Exakt: Die Betonung liegt auf Zeit gewonnen. Es wird Zeit gewonnen — viele Jahrmilliarden — um Mittel und Wege zu ersinnen, den Zweiten Thermodynamischen Hauptsatz entweder endgültig zu überwinden oder aber zu überlisten, beispielsweise durch Konstruktion von Raumzeitbrücken in Paralleluniversen.
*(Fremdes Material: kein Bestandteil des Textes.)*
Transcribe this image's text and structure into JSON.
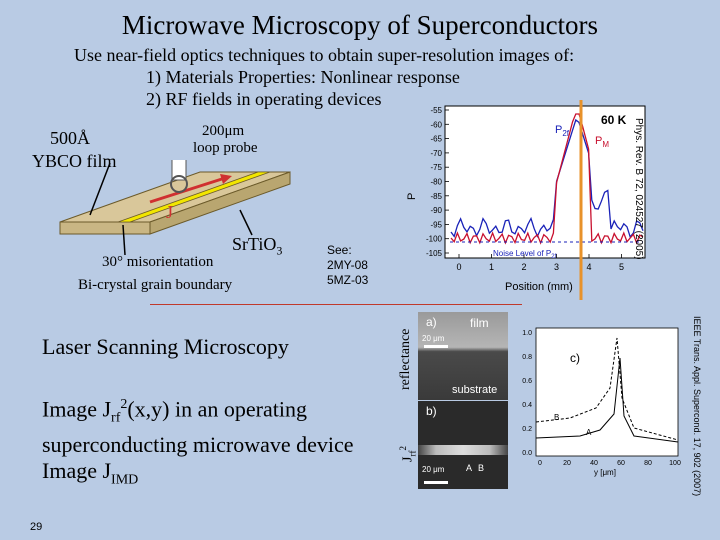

Niemand kann wissen, ob am Ende die Intelligenz oder der Wärmetod (in Curiepolis repräsentiert durch die unheimliche Figur des Leviathan) den Sieg davontragen wird — aber wer nicht kämpft, hat schon verloren, und es gibt keine schmählichere Niederlage als in irgendeinen asymptotischen, nachhaltigen Zustand hineinzudämmern.


Philosophen und Künstler entwickeln Ziele für die Menschheit, Naturwissenschaftler Methoden, wie die Ziele erreicht werden können. Sich für ein bestimmtes Ziel zu entscheiden, ist Sache jedes Einzelnen. Warum sollte sich jemand für das ektrope Projekt begeistern? Die Antwort ist einfach: Weil es abenteuerlich und aufregend ist! Forschung und Kreativität sprechen das Belohnungszentrum in unserem Gehirn an. Wir sollten das Weltall besiedeln, unsere Intelligenz steigern und unsere Lebenserwartung maximieren — möglicherweise bis hin zur Unsterblichkeit — weil es Spaß macht. Die Erfahrung zeigt, dass Menschen, die Spaß haben, auch die freundlichsten Menschen sind. Das Akronym SMI²LE ist sehr treffend gewählt!